Saturday of Week 22 of Ordinary Time – First Reading

Commentary on Colossians 1:21-23

This brief reading follows immediately on the triumphant hymn in praise of Christ, head of all creation and head of his body, the Church (see Col 1:15-20).

Having said that Christ had reconciled the whole world to himself and brought peace by his death on the cross, Paul reminds the Colossians that they themselves have experienced the reconciling effect of Christ’s death, and appeals to them to adhere firmly to him as their only mediator with God:

And you who were once estranged and hostile in mind, doing evil deeds, he has now reconciled in his fleshly body through death, so as to present you holy and blameless and irreproachable before him…

Paul rejoices that the Colossians are among those who, once alienated from God by a pagan and sinful life, have now been reconciled and united with him through the death of Jesus. The “fleshly body” is that of his Son. This provides the locus where reconciliation takes place. Into this body the entire human race is effectively gathered.
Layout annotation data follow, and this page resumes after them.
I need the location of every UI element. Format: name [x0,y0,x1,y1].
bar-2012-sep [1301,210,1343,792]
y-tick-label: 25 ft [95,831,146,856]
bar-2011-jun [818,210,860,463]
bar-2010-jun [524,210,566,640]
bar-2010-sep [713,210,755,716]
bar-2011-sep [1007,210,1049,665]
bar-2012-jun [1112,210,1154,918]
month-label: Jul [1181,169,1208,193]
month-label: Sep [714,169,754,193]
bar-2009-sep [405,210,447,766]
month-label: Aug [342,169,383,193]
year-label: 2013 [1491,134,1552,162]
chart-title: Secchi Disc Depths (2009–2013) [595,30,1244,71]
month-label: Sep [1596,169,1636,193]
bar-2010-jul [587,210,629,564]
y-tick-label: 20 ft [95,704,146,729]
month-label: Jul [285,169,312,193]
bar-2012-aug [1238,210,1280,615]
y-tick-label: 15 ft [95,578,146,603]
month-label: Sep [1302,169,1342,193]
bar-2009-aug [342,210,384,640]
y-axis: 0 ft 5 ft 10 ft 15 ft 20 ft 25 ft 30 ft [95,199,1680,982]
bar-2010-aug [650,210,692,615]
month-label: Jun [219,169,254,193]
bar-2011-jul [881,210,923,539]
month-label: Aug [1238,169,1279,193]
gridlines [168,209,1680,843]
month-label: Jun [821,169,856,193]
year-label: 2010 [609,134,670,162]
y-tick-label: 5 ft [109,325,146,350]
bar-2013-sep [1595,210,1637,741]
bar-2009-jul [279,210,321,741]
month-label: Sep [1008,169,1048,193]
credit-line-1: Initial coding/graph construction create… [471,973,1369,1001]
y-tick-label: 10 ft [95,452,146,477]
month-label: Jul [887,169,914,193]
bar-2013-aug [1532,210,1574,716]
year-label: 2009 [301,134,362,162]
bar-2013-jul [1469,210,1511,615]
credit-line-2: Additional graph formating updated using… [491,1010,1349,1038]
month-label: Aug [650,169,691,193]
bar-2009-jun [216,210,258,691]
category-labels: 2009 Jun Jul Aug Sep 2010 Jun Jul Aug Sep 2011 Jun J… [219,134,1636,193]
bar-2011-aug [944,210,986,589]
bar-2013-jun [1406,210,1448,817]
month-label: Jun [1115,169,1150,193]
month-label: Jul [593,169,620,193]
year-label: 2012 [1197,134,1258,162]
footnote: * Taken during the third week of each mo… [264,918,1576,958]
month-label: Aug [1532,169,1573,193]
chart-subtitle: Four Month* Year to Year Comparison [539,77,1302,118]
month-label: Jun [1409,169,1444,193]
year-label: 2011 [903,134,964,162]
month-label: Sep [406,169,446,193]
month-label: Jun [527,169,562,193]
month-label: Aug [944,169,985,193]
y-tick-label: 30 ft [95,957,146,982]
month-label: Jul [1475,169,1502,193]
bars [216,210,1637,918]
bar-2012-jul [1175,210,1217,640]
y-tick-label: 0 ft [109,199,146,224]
This is beautifully put in the Letter to the Ephesians where it says that Jesus, through his death, broke down the divisions and brought peace and reconciliation between Jews and Gentiles, creating a single new Person (see Eph 2:14). This work has to continue between peoples everywhere. Our world today is riven with divisions.

This state of peace and reconciliation will only continue:

provided that you continue securely established and steadfast in the faith…

They can now stand before God “holy and blameless and irreproachable”, provided they remain true to the foundation of their faith and keep close to the hope engendered by the Gospel message. It is a message that is extended to the whole world and Paul is its servant.

We, too, need to remain faithful to the Gospel message we have received through Christ and his Church. We, too, are called, like Paul, to be its servant and to be agents of peace and reconciliation in every area where we discern harmful divisions between peoples and groups. As the popular song says:

Let there be peace on earth and let it begin with me.